In the end big debt and super duper bailouts were the results which does not seem to bother Republicans, as long as they are in power.

In fact, by the time the second Bush left office, the national debt had grown to $12.1 trillion:

  • Over half of that amount had been created by Bush’s tax cuts for the very wealthy.

  • Another 30% of the national debt had been created by the tax cuts for the wealthy under Presidents Reagan and George H.W. Bush.

• Fully 81% of the national debt was created by just these three Republican Presidents.

Richard Heckler 6 years, 7 months ago

With corporations routinely defaulting on their pension promises, more and more workers must rely on their individual wealth to make up the difference.
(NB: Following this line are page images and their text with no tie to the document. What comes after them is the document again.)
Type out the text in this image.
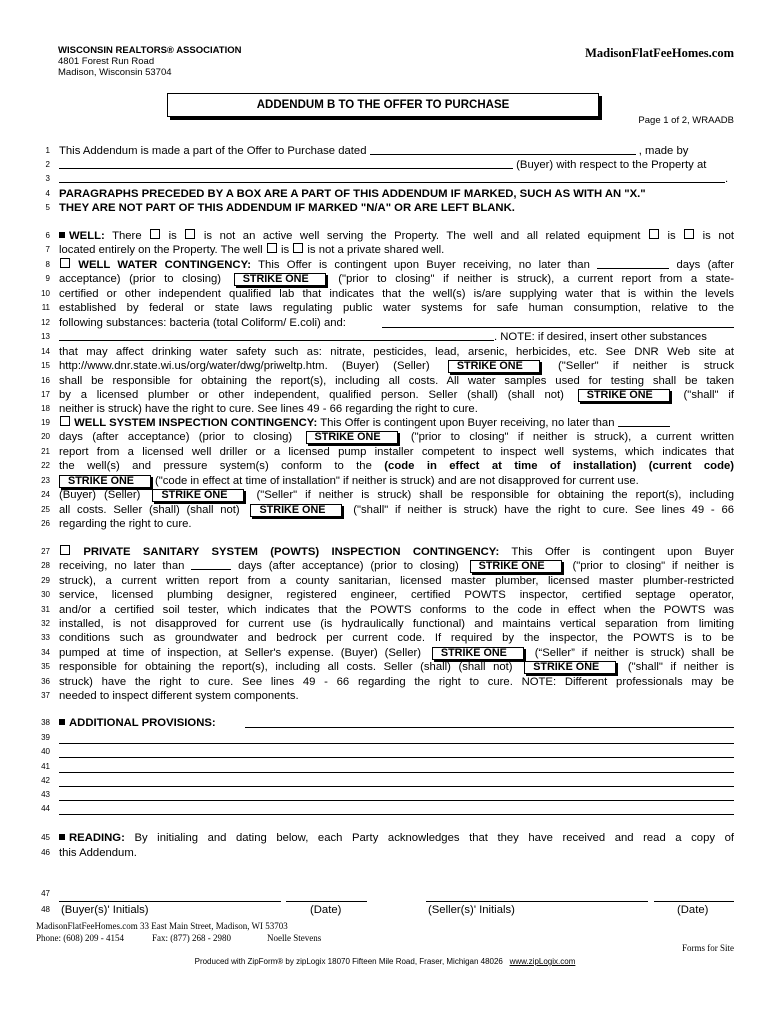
WISCONSIN REALTORS® ASSOCIATION
4801 Forest Run Road
Madison, Wisconsin 53704
MadisonFlatFeeHomes.com
ADDENDUM B TO THE OFFER TO PURCHASE
Page 1 of 2, WRAADB
1 This Addendum is made a part of the Offer to Purchase dated	, made by
2	(Buyer) with respect to the Property at
3	.
4 PARAGRAPHS PRECEDED BY A BOX ARE A PART OF THIS ADDENDUM IF MARKED, SUCH AS WITH AN "X."
5 THEY ARE NOT PART OF THIS ADDENDUM IF MARKED "N/A" OR ARE LEFT BLANK.
6	WELL: There is is not an active well serving the Property. The well and all related equipment is is not
7 located entirely on the Property. The well is is not a private shared well.
8	WELL WATER CONTINGENCY: This Offer is contingent upon Buyer receiving, no later than	days (after
9 acceptance) (prior to closing) STRIKE ONE	("prior to closing" if neither is struck), a current report from a state-
10 certified or other independent qualified lab that indicates that the well(s) is/are supplying water that is within the levels
11 established by federal or state laws regulating public water systems for safe human consumption, relative to the
12 following substances: bacteria (total Coliform/ E.coli) and:
13	. NOTE: if desired, insert other substances
14 that may affect drinking water safety such as: nitrate, pesticides, lead, arsenic, herbicides, etc. See DNR Web site at
15 http://www.dnr.state.wi.us/org/water/dwg/priweltp.htm. (Buyer) (Seller)	STRIKE ONE	("Seller" if neither is struck
16 shall be responsible for obtaining the report(s), including all costs. All water samples used for testing shall be taken
17 by a licensed plumber or other independent, qualified person. Seller (shall) (shall not) STRIKE ONE	("shall" if
18 neither is struck) have the right to cure. See lines 49 - 66 regarding the right to cure.
19	WELL SYSTEM INSPECTION CONTINGENCY: This Offer is contingent upon Buyer receiving, no later than
20 days (after acceptance) (prior to closing) STRIKE ONE	("prior to closing" if neither is struck), a current written
21 report from a licensed well driller or a licensed pump installer competent to inspect well systems, which indicates that
22 the well(s) and pressure system(s) conform to the (code in effect at time of installation) (current code)
23	STRIKE ONE ("code in effect at time of installation" if neither is struck) and are not disapproved for current use.
24 (Buyer) (Seller) STRIKE ONE	("Seller" if neither is struck) shall be responsible for obtaining the report(s), including
25 all costs. Seller (shall) (shall not) STRIKE ONE ("shall" if neither is struck) have the right to cure. See lines 49 - 66
26 regarding the right to cure.
27	PRIVATE SANITARY SYSTEM (POWTS) INSPECTION CONTINGENCY: This Offer is contingent upon Buyer
28 receiving, no later than	days (after acceptance) (prior to closing) STRIKE ONE ("prior to closing" if neither is
29 struck), a current written report from a county sanitarian, licensed master plumber, licensed master plumber-restricted
30 service, licensed plumbing designer, registered engineer, certified POWTS inspector, certified septage operator,
31 and/or a certified soil tester, which indicates that the POWTS conforms to the code in effect when the POWTS was
32 installed, is not disapproved for current use (is hydraulically functional) and maintains vertical separation from limiting
33 conditions such as groundwater and bedrock per current code. If required by the inspector, the POWTS is to be
34 pumped at time of inspection, at Seller's expense. (Buyer) (Seller) STRIKE ONE (“Seller” if neither is struck) shall be
35 responsible for obtaining the report(s), including all costs. Seller (shall) (shall not) STRIKE ONE	("shall" if neither is
36 struck) have the right to cure. See lines 49 - 66 regarding the right to cure. NOTE: Different professionals may be
37 needed to inspect different system components.
38	ADDITIONAL PROVISIONS:
39
40
41
42
43
44
45	READING: By initialing and dating below, each Party acknowledges that they have received and read a copy of
46 this Addendum.
47
48 (Buyer(s)' Initials)	(Date)	(Seller(s)' Initials)	(Date)
MadisonFlatFeeHomes.com 33 East Main Street, Madison, WI 53703
Phone: (608) 209 - 4154	Fax: (877) 268 - 2980	Noelle Stevens
Forms for Site
Produced with ZipForm® by zipLogix 18070 Fifteen Mile Road, Fraser, Michigan 48026 www.zipLogix.com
The stock market collapse at the turn of the millennium wiped out much of the financial wealth of middle class Americans, and the collapse of the housing bubble has wiped out much of their remaining wealth.

Making any cuts to Social Security now, either by raising the retirement age or cutting benefits, would have a huge impact on their remaining retirement income and are not necessary to “save the system.

yourworstnightmare 6 years, 7 months ago

"President Barack Obama supports a blend of spending cuts and tax increases, a position that has backing of 69 percent of Americans, according to a recent Gallup poll. And among those who aren’t wed to an entrenched party view, pragmatism seems to be gaining traction over ideology."

This is a big problem for the GOP, who have painted themselves into an ideological corner with Norquist's "no taxes" pledge. Given their prodigious political skills, I am sure they will squiggle (squirm and wiggle) out of it somehow.

McConnell's idea to pass a bill that authorizes Obama to raise the debt ceiling, requiring a two-thirds majority to override it, is brilliant. Republicans can at the same time cede authority to Obama to raise the debt ceiling while simultaneously voting against it.

The GOP can get what they want (a debt ceiling increase) while at the same time saying that they voted against it. Brilliant politicking at its best.